Economie

Énergie : le Gabon évite le black-out

Libreville, Jeudi 23 avril 2026 (infos Gabon) – Après des semaines de tensions à haut risque, un accord financier de dernière minute entre la Société d’Énergie et d’Eau du Gabon (SEEG) et le producteur turc Karpowership permet d’écarter le spectre d’une crise énergétique majeure. Mais derrière ce sursis, c’est tout le modèle du secteur électrique qui se retrouve mis à nu.

Une crise au bord de la rupture

Pendant plusieurs semaines, le pays a frôlé un scénario redouté : celui d’une réduction drastique de la production électrique, voire d’un effondrement partiel du réseau.

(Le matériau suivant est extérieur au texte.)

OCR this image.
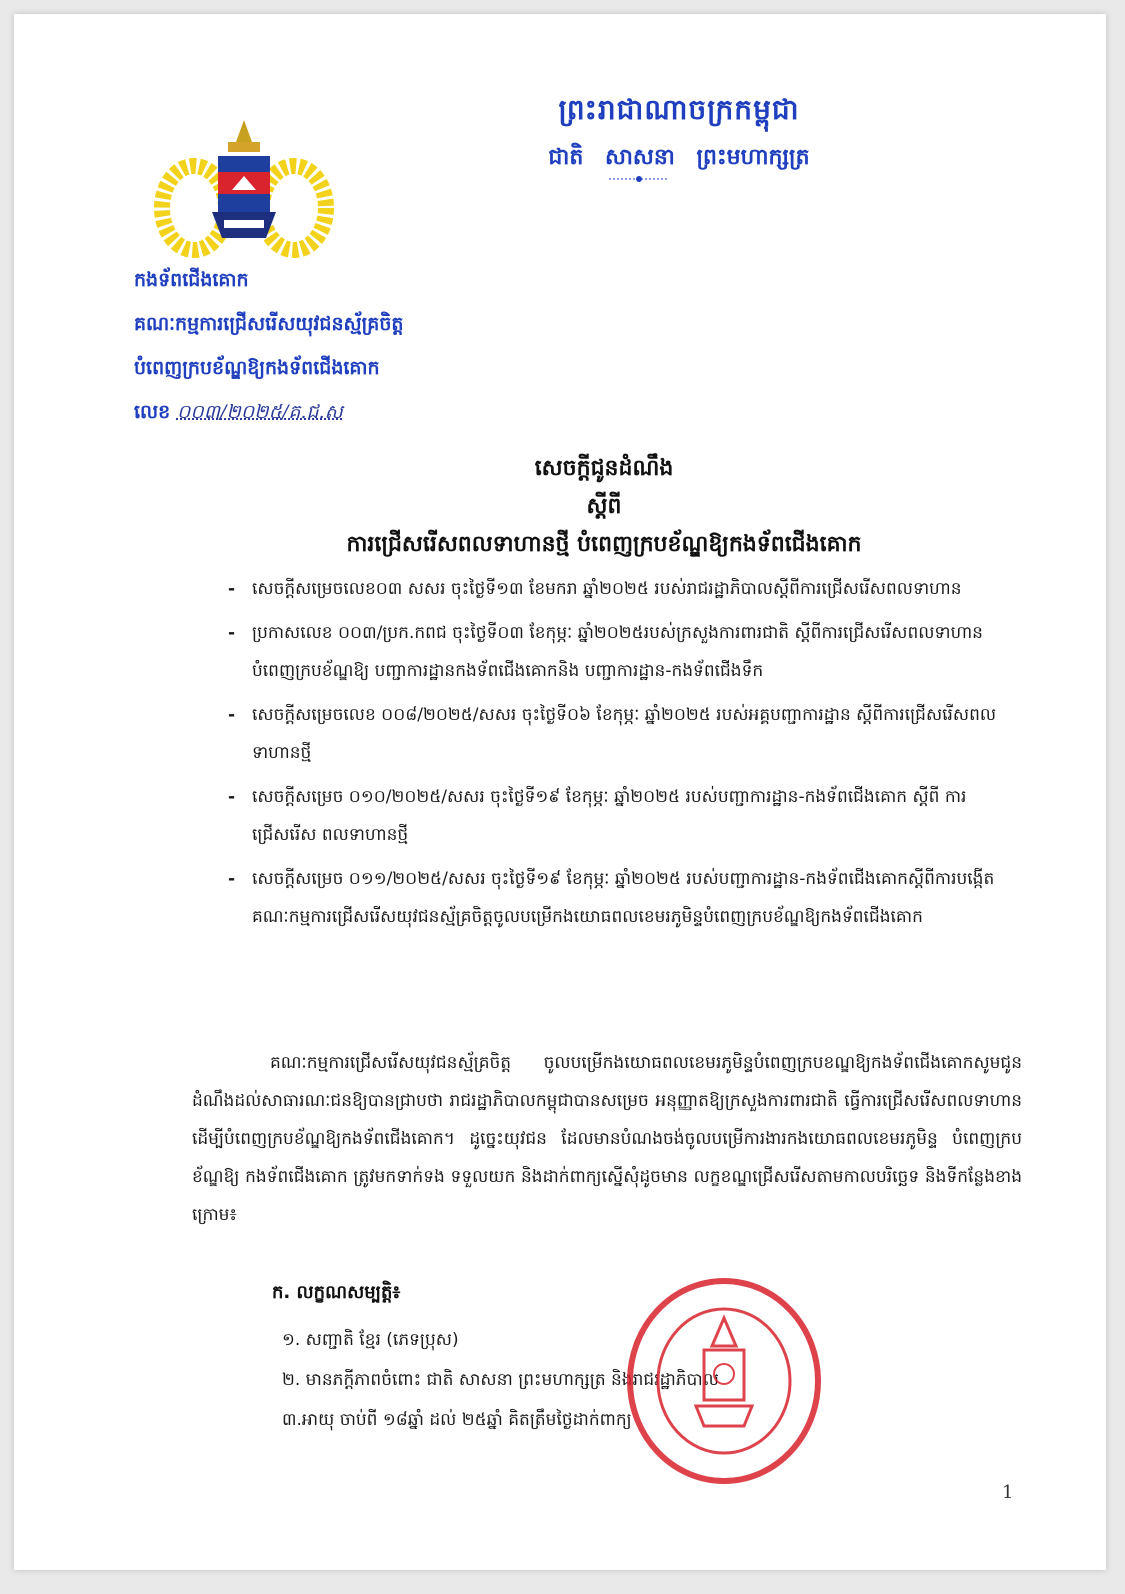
ព្រះរាជាណាចក្រកម្ពុជា
ជាតិ សាសនា ព្រះមហាក្សត្រ
កងទ័ពជើងគោក
គណៈកម្មការជ្រើសរើសយុវជនស្ម័គ្រចិត្ត
បំពេញក្របខ័ណ្ឌឱ្យកងទ័ពជើងគោក
លេខ ០០៣/២០២៥/គ.ជ.ស
សេចក្តីជូនដំណឹង
ស្តីពី
ការជ្រើសរើសពលទាហានថ្មី បំពេញក្របខ័ណ្ឌឱ្យកងទ័ពជើងគោក
- សេចក្តីសម្រេចលេខ០៣ សសរ ចុះថ្ងៃទី១៣ ខែមករា ឆ្នាំ២០២៥ របស់រាជរដ្ឋាភិបាលស្តីពីការជ្រើសរើសពលទាហាន
- ប្រកាសលេខ ០០៣/ប្រក.កពជ ចុះថ្ងៃទី០៣ ខែកុម្ភៈ ឆ្នាំ២០២៥របស់ក្រសួងការពារជាតិ ស្តីពីការជ្រើសរើសពលទាហាន បំពេញក្របខ័ណ្ឌឱ្យ បញ្ជាការដ្ឋានកងទ័ពជើងគោកនិង បញ្ជាការដ្ឋាន-កងទ័ពជើងទឹក
- សេចក្តីសម្រេចលេខ ០០៨/២០២៥/សសរ ចុះថ្ងៃទី០៦ ខែកុម្ភៈ ឆ្នាំ២០២៥ របស់អគ្គបញ្ជាការដ្ឋាន ស្តីពីការជ្រើសរើសពលទាហានថ្មី
- សេចក្តីសម្រេច ០១០/២០២៥/សសរ ចុះថ្ងៃទី១៩ ខែកុម្ភៈ ឆ្នាំ២០២៥ របស់បញ្ជាការដ្ឋាន-កងទ័ពជើងគោក ស្តីពី ការជ្រើសរើស ពលទាហានថ្មី
- សេចក្តីសម្រេច ០១១/២០២៥/សសរ ចុះថ្ងៃទី១៩ ខែកុម្ភៈ ឆ្នាំ២០២៥ របស់បញ្ជាការដ្ឋាន-កងទ័ពជើងគោកស្តីពីការបង្កើតគណៈកម្មការជ្រើសរើសយុវជនស្ម័គ្រចិត្តចូលបម្រើកងយោធពលខេមរភូមិន្ទបំពេញក្របខ័ណ្ឌឱ្យកងទ័ពជើងគោក
គណៈកម្មការជ្រើសរើសយុវជនស្ម័គ្រចិត្ត ចូលបម្រើកងយោធពលខេមរភូមិន្ទបំពេញក្របខណ្ឌឱ្យកងទ័ពជើងគោកសូមជូនដំណឹងដល់សាធារណៈជនឱ្យបានជ្រាបថា រាជរដ្ឋាភិបាលកម្ពុជាបានសម្រេច អនុញ្ញាតឱ្យក្រសួងការពារជាតិ ធ្វើការជ្រើសរើសពលទាហាន ដើម្បីបំពេញក្របខ័ណ្ឌឱ្យកងទ័ពជើងគោក។ ដូច្នេះយុវជន ដែលមានបំណងចង់ចូលបម្រើការងារកងយោធពលខេមរភូមិន្ទ បំពេញក្របខ័ណ្ឌឱ្យ កងទ័ពជើងគោក ត្រូវមកទាក់ទង ទទួលយក និងដាក់ពាក្យស្នើសុំដូចមាន លក្ខខណ្ឌជ្រើសរើសតាមកាលបរិច្ឆេទ និងទីកន្លែងខាងក្រោម៖
ក. លក្ខណសម្បត្តិ៖
១. សញ្ជាតិ ខ្មែរ (ភេទប្រុស)
២. មានភក្តីភាពចំពោះ ជាតិ សាសនា ព្រះមហាក្សត្រ និងរាជរដ្ឋាភិបាល
៣.អាយុ ចាប់ពី ១៨ឆ្នាំ ដល់ ២៥ឆ្នាំ គិតត្រឹមថ្ងៃដាក់ពាក្យ
1
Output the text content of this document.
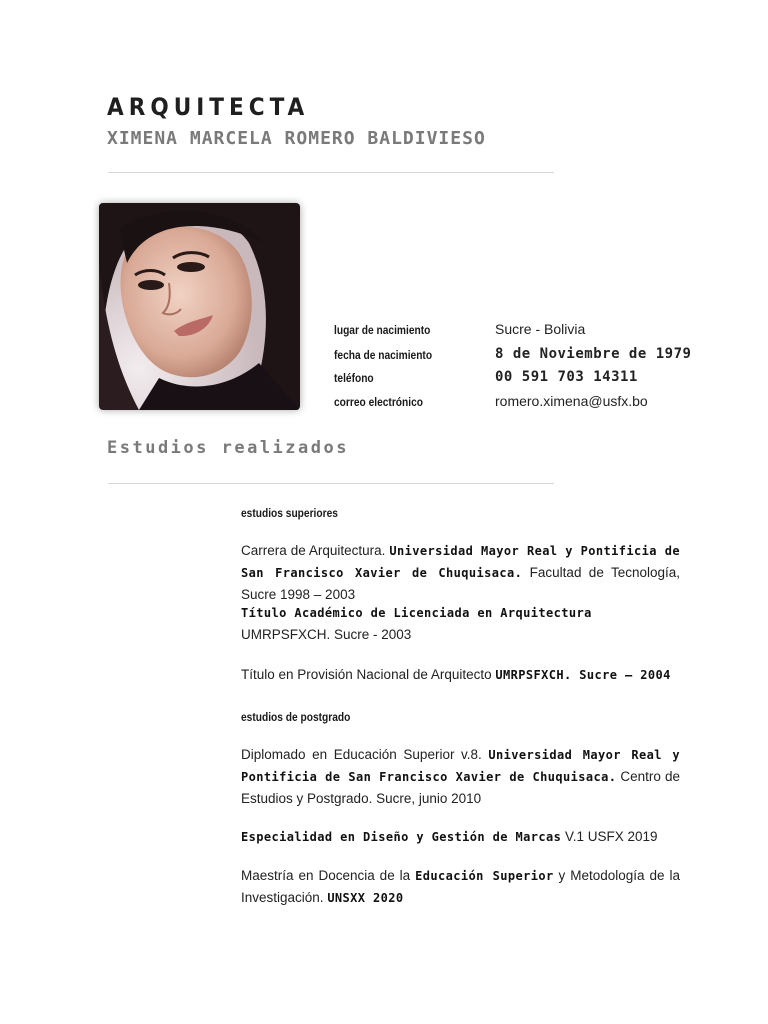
ARQUITECTA
XIMENA MARCELA ROMERO BALDIVIESO
lugar de nacimiento	Sucre - Bolivia
fecha de nacimiento	8 de Noviembre de 1979
teléfono	00 591 703 14311
correo electrónico	romero.ximena@usfx.bo
Estudios realizados
estudios superiores

Carrera de Arquitectura. Universidad Mayor Real y Pontificia de San Francisco Xavier de Chuquisaca. Facultad de Tecnología, Sucre 1998 – 2003

Título Académico de Licenciada en Arquitectura
UMRPSFXCH. Sucre - 2003

Título en Provisión Nacional de Arquitecto UMRPSFXCH. Sucre – 2004

estudios de postgrado

Diplomado en Educación Superior v.8. Universidad Mayor Real y Pontificia de San Francisco Xavier de Chuquisaca. Centro de Estudios y Postgrado. Sucre, junio 2010

Especialidad en Diseño y Gestión de Marcas V.1 USFX 2019

Maestría en Docencia de la Educación Superior y Metodología de la Investigación. UNSXX 2020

En cause, une dette accumulée entre la Société d’Énergie et d’Eau du Gabon et son fournisseur stratégique, le groupe turc Karpowership, dont les centrales flottantes alimentent une partie essentielle de Libreville.

Face à l’impasse, l’État gabonais a choisi une intervention directe. Un prêt exceptionnel a permis de mobiliser 30 milliards de francs CFA, injectés en urgence pour apurer une partie des arriérés. Ce paiement, imminent, constitue une première tranche destinée à rétablir un minimum de confiance entre les deux partenaires.

L’État en première ligne

Derrière ce règlement se joue bien plus qu’un simple différend commercial. L’intervention des autorités, impulsée au plus haut niveau, vise à stabiliser un secteur vital sous tension permanente.

Le président Brice Clotaire Oligui Nguema a personnellement suivi le dossier, conscient de son impact immédiat sur la vie quotidienne des Gabonais et sur l’activité économique. Délestages répétés, incertitudes industrielles, mécontentement social : la pression était devenue insoutenable.

Le recours à un financement relais, facilité par une levée de fonds sur le marché obligataire régional, traduit une stratégie claire : gagner du temps pour éviter l’effondrement, tout en amorçant une restructuration plus profonde.

Une trêve, pas une solution

Ce paiement permet certes d’écarter, à court terme, la menace d’une suspension de production par Karpowership. Mais il ne règle en rien les fragilités structurelles du système énergétique gabonais.

La Société d’Énergie et d’Eau du Gabon reste confrontée à une dette globale estimée à plus de 150 milliards de francs CFA, un réseau vieillissant et des besoins d’investissements massifs. À cela s’ajoutent des défis de gouvernance et de transparence qui ont longtemps freiné l’accès à des financements compétitifs.

Sous la direction de Steeve Saurel Legnongo, l’entreprise a engagé des chantiers clés, notamment la certification de ses comptes sur plusieurs années, une étape indispensable pour restaurer sa crédibilité financière.

Un signal aux investisseurs sous conditions

Au-delà de l’urgence, cet accord envoie un message crucial aux partenaires internationaux : le Gabon entend honorer ses engagements contractuels, même dans un contexte de tension budgétaire. Mais cette crédibilité reste fragile. Les investisseurs observeront désormais la capacité du pays à transformer cette gestion de crise en réformes durables : modernisation du réseau, diversification des sources d’énergie, amélioration de la gouvernance.

Car la dépendance à des solutions temporaires, comme les centrales flottantes, révèle une réalité préoccupante : l’absence d’infrastructures énergétiques suffisantes pour accompagner la croissance.

Une crise révélatrice

Ce bras de fer entre la SEEG et Karpowership agit comme un révélateur. Il expose les limites d’un système sous-investi pendant des années, où les solutions d’urgence finissent par devenir la norme.

L’enjeu dépasse désormais la simple continuité du service : il s’agit de repenser en profondeur le modèle énergétique du pays.

L’heure des choix

Le Gabon vient d’éviter une crise majeure. Mais ce répit a un coût à la fois financier, politique et stratégique. Sans réforme structurelle rapide, les mêmes causes produiront les mêmes effets.

La question n’est donc plus de savoir comment éteindre les crises, mais comment ne plus avoir à les gérer.